Sekitar 250 orang dikhawatirkan hilang setelah longsor salju melanda desa di kawasan Taman Nasional Langtang pada Selasa (28/4), selang 4 hari setelah gempa meluluhlantakkan Nepal pada Sabtu (25/4) lalu. Demikian seperti dilansir Reuters, Kamis (30/4/2015).
Akhirnya tim penyelamat berhasil menemukan lokasi ratusan orang yang hilang tersebut. Kementerian Dalam Negeri Nepal menyatakan, korban hilang berhasil dievakuasi dengan selamat via udara.
Namun, lanjut Kementerian Dalam Negeri Nepal, tim menemukan dua jasad di area evakuasi.

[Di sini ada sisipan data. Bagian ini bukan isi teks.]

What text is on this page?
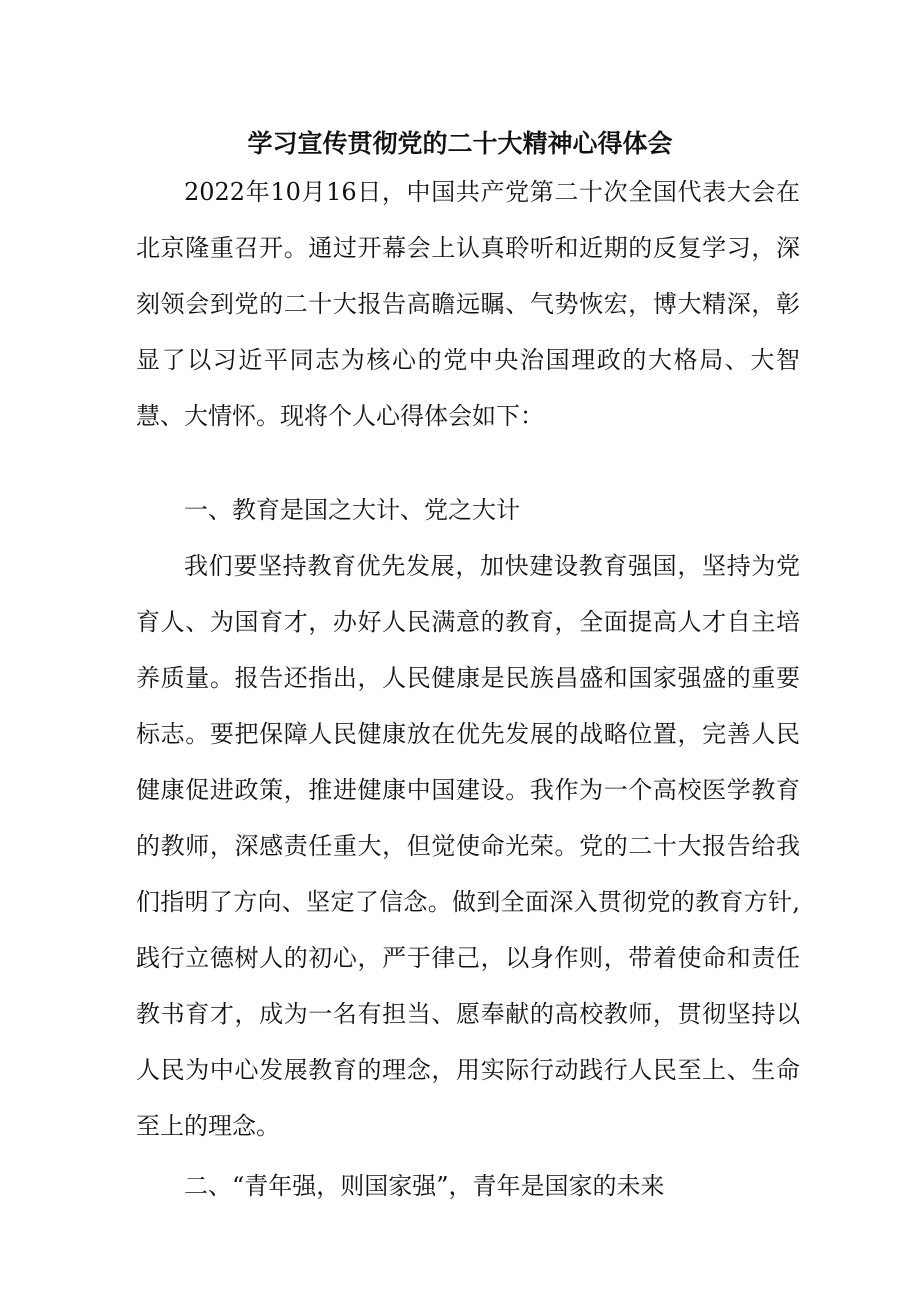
学习宣传贯彻党的二十大精神心得体会

2022年10月16日，中国共产党第二十次全国代表大会在北京隆重召开。通过开幕会上认真聆听和近期的反复学习，深刻领会到党的二十大报告高瞻远瞩、气势恢宏，博大精深，彰显了以习近平同志为核心的党中央治国理政的大格局、大智慧、大情怀。现将个人心得体会如下：

一、教育是国之大计、党之大计

我们要坚持教育优先发展，加快建设教育强国，坚持为党育人、为国育才，办好人民满意的教育，全面提高人才自主培养质量。报告还指出，人民健康是民族昌盛和国家强盛的重要标志。要把保障人民健康放在优先发展的战略位置，完善人民健康促进政策，推进健康中国建设。我作为一个高校医学教育的教师，深感责任重大，但觉使命光荣。党的二十大报告给我们指明了方向、坚定了信念。做到全面深入贯彻党的教育方针,践行立德树人的初心，严于律己，以身作则，带着使命和责任教书育才，成为一名有担当、愿奉献的高校教师，贯彻坚持以人民为中心发展教育的理念，用实际行动践行人民至上、生命至上的理念。

二、“青年强，则国家强”，青年是国家的未来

Keduanya diyakini merupakan wisatawan asing yang tengah mengikuti trekking di lokasi tersebut. Namun kewarganegaraan kedua korban tewas itu belum diketahui.

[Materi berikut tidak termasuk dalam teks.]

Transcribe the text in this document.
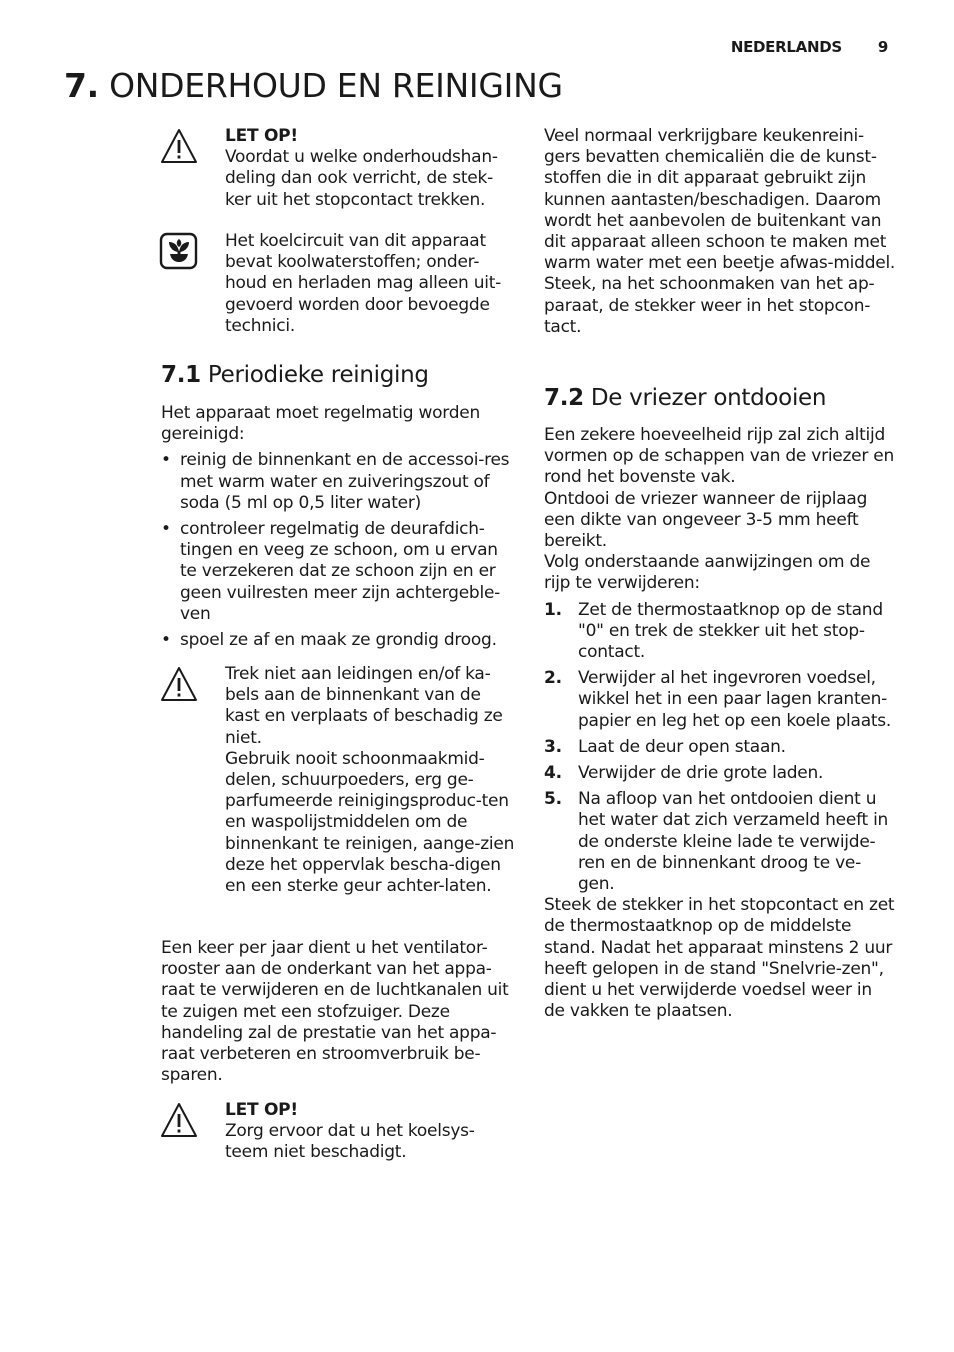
NEDERLANDS 9
7. ONDERHOUD EN REINIGING

LET OP!

Voordat u welke onderhoudshan-deling dan ook verricht, de stek-ker uit het stopcontact trekken.

Het koelcircuit van dit apparaat bevat koolwaterstoffen; onder-houd en herladen mag alleen uit-gevoerd worden door bevoegde technici.

7.1 Periodieke reiniging

Het apparaat moet regelmatig worden gereinigd:

• reinig de binnenkant en de accessoi-res met warm water en zuiveringszout of soda (5 ml op 0,5 liter water)
• controleer regelmatig de deurafdich-tingen en veeg ze schoon, om u ervan te verzekeren dat ze schoon zijn en er geen vuilresten meer zijn achtergeble-ven
• spoel ze af en maak ze grondig droog.

Trek niet aan leidingen en/of ka-bels aan de binnenkant van de kast en verplaats of beschadig ze niet.

Gebruik nooit schoonmaakmid-delen, schuurpoeders, erg ge-parfumeerde reinigingsproduc-ten en waspolijstmiddelen om de binnenkant te reinigen, aange-zien deze het oppervlak bescha-digen en een sterke geur achter-laten.

Een keer per jaar dient u het ventilator-rooster aan de onderkant van het appa-raat te verwijderen en de luchtkanalen uit te zuigen met een stofzuiger. Deze handeling zal de prestatie van het appa-raat verbeteren en stroomverbruik be-sparen.

LET OP!

Zorg ervoor dat u het koelsys-teem niet beschadigt.

Veel normaal verkrijgbare keukenreini-gers bevatten chemicaliën die de kunst-stoffen die in dit apparaat gebruikt zijn kunnen aantasten/beschadigen. Daarom wordt het aanbevolen de buitenkant van dit apparaat alleen schoon te maken met warm water met een beetje afwas-middel.

Steek, na het schoonmaken van het ap-paraat, de stekker weer in het stopcon-tact.

7.2 De vriezer ontdooien

Een zekere hoeveelheid rijp zal zich altijd vormen op de schappen van de vriezer en rond het bovenste vak.

Ontdooi de vriezer wanneer de rijplaag een dikte van ongeveer 3-5 mm heeft bereikt.

Volg onderstaande aanwijzingen om de rijp te verwijderen:

1. Zet de thermostaatknop op de stand "0" en trek de stekker uit het stop-contact.
2. Verwijder al het ingevroren voedsel, wikkel het in een paar lagen kranten-papier en leg het op een koele plaats.
3. Laat de deur open staan.
4. Verwijder de drie grote laden.
5. Na afloop van het ontdooien dient u het water dat zich verzameld heeft in de onderste kleine lade te verwijde-ren en de binnenkant droog te ve-gen.

Steek de stekker in het stopcontact en zet de thermostaatknop op de middelste stand. Nadat het apparaat minstens 2 uur heeft gelopen in de stand "Snelvrie-zen", dient u het verwijderde voedsel weer in de vakken te plaatsen.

Kementerian Dalam Negeri Nepal hanya menyatakan, upaya penyelamatan bagi korban hilang telah selesai dilakukan.
Para pendaki yang terjebak di kawasan Langtang sebagian besar berasal Israel. Ketika hendak dievakuasi, mereka sempat berebut makanan dan tempat di helikopter.
Disebutkan bahwa para pendaki asing tersebut ditolak untuk bernaung di pengungsian oleh warga lokal. Namun di sisi lain, mereka juga tidak bisa kembali ke kota karena jalanan dan jalur pendakian tertutup longsor dan tidak bisa dilalui. Beberapa guest house setempat yang rusak akibat gempa bumi, tidak menerima pengunjung.
"Kami sedang duduk di dalam tenda ketika tiba-tiba ada bongkahan es menimpa," tutur salah satu pendaki asal Israel, Lily Milkovich kepada Reuters.
"Beberapa menit kemudian kami menemukan bahwa beberapa teman kami terkubur salju. Begitu kami merasa aman untuk membantu mereka, kami mulai menarik mereka keluar," imbuhnya.
Milkovich mengaku bahwa memang terjadi aksi saling rebutan untuk masuk ke dalam helikopter. Namun ketegangan segera mencair setelah semua orang mengetahui bahwa helikopter akan mengevakuasi semuanya hingga selesai.
Gubernur setempat, Uddhav Bhattarai menuturkan, ada 100 orang dievakuasi via udara pada Rabu (29/4) pagi dan sisanya sebanyak 125 orang akan dievakuasi segera. Helikopter Israel, lanjut Bhattarai, menyelamatkan warganya terlebih dahulu sebelum mengevakuasi warga negara lain.
Selain di wilayah Langtang, salju longsor juga terjadi di Mount Everest akibat gempa dan menewaskan 18 orang, yang sebagian besar pendaki asing.